Bugünden geçmişe dönüp bakıyorum, belli bir kesimin mağdur edildiği o sürecin üzerinden tamı tamına 22 yıl geçmiş. Bugün biz bu sürecin neresindeyiz? Dünün mağduruyduk. Samimiydik. Bunun sonucunda başarı geldi ve nice yıldır incitilen, mağdur edilen zihniyet başta. Şunu anladım. Mağdur edilen ve bunun bedelini ödeyene Allah, mutlaka bir şans ve imkan veriyor. Biz bugün o şansı kullanıyoruz. Ama şans veya imkanları yerli yerinde kullanabiliyor muyuz? Maalesef buna evet diyemiyorum. Çünkü 28 Şubat sürecinde elimizden alınan imkanları, fazlasıyla geri almamıza rağmen bugün çok değiştik, şımardık, rehavete kapıldık. Çünkü bizimle mücadele eden tüm kaleleri mücadele ede ede hepsini kazandık. Bugün her yerde etkin ve yetkin biz varız. Dün sorun olarak gördüklerimiz bugün yine sorun. Örnek verelim:
*Yumuşak karnımız başörtüsü dün sorundu, bugün de sorun. Çünkü çok garip başörtülüler çıktı. Örtünme şekli de sorun, örtünün altına giyilenler de sorun, davranışlarımız da sorun. Çoğu başörtülüyü görünce "Keşke şu kız, bu haliyle başörtülü olacağına, başörtüsüz olsaydı" noktasına geldik. Keşke dün sadece başörtüsü isteyeceğimize, biraz da huy güzelliği istesek iyi olacakmış. Çünkü Allah her istediğimizi verdi.

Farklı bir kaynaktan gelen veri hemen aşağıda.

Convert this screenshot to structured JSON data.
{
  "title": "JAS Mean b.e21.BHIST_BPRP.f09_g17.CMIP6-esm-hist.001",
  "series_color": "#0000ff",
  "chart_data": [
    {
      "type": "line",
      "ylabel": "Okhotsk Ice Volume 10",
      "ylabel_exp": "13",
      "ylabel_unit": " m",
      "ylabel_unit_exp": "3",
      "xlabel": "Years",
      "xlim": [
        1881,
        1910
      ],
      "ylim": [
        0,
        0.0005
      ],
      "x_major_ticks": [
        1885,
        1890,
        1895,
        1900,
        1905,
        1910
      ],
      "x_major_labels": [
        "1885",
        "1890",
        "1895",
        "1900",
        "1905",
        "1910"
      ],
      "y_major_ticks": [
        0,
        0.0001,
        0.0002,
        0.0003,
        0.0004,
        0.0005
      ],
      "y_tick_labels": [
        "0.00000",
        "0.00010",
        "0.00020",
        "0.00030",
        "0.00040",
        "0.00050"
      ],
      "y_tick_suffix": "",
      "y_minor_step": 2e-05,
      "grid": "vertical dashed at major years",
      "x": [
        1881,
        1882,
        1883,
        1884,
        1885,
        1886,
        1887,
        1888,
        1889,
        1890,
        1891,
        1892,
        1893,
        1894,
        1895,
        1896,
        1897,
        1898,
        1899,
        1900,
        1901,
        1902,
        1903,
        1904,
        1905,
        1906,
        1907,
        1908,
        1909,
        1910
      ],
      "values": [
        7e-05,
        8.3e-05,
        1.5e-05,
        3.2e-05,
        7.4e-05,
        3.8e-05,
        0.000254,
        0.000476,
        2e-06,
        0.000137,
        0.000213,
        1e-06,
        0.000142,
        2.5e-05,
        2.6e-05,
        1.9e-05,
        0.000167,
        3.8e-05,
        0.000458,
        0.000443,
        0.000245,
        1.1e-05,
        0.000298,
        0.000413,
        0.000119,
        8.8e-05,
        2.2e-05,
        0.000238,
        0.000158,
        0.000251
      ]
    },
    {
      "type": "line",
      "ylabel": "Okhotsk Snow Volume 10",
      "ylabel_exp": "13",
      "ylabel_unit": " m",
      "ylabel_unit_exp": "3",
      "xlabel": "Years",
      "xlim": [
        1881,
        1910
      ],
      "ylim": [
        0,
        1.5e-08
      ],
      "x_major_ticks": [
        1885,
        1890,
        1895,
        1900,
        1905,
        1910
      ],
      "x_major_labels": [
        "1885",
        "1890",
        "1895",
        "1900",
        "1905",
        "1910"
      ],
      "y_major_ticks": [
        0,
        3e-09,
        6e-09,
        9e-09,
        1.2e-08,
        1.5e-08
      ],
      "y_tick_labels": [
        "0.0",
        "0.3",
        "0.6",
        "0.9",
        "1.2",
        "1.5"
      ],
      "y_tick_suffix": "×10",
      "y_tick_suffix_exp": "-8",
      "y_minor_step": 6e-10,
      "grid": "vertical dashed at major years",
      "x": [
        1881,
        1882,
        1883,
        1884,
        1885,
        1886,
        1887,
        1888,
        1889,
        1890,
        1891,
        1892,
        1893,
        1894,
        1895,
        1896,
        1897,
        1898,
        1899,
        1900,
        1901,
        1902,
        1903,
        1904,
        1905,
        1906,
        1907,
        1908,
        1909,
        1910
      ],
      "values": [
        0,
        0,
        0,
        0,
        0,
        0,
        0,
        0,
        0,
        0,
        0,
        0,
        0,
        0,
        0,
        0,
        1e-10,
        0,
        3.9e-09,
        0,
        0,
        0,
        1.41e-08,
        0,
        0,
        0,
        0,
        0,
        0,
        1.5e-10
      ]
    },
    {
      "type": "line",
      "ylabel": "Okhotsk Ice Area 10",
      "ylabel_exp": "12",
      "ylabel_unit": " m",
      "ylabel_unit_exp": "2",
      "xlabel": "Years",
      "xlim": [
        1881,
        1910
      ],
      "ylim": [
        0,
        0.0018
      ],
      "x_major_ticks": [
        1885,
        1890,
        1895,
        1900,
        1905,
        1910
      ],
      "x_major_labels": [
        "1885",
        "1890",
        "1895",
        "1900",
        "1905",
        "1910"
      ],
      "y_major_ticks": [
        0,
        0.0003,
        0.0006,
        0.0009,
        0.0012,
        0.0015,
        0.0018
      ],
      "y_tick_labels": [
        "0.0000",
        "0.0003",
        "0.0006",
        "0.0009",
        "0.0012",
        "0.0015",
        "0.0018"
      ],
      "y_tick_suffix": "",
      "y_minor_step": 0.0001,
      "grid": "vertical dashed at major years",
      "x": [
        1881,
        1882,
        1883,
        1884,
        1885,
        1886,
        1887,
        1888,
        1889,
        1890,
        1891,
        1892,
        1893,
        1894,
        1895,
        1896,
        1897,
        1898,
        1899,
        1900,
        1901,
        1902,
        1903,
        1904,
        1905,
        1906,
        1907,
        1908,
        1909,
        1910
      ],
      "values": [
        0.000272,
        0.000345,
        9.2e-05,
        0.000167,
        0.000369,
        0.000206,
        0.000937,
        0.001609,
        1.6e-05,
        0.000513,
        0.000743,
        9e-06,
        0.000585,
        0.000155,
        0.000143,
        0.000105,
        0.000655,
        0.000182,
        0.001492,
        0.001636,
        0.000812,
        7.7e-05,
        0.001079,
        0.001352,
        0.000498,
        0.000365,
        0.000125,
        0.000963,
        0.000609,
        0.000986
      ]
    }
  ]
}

*İmam Hatip Ortaokulları yeniden açıldı, lisesindeki katsayı engeli kalktı, İHL'ler yeniden cazibe merkezi oldu, her yere bu okulları açtık. Ama kaliteyi bir türlü yakalayamadık. Çünkü bu okullar belini doğrultacağa benzemiyor, tıpkı diğer meslek liselerinin kalite yönünden yerlerde süründüğü gibi. Önce kaliteyi yakalayıp ardından bu okulları çoğaltalım şeklinde düşünmeyen, her yere İmam Hatip açan yetkililere duyurulur. Maalesef bu okullar kontenjanlarını bile dolduramıyor bugün. Eserinizle gurur duyun yetkililer!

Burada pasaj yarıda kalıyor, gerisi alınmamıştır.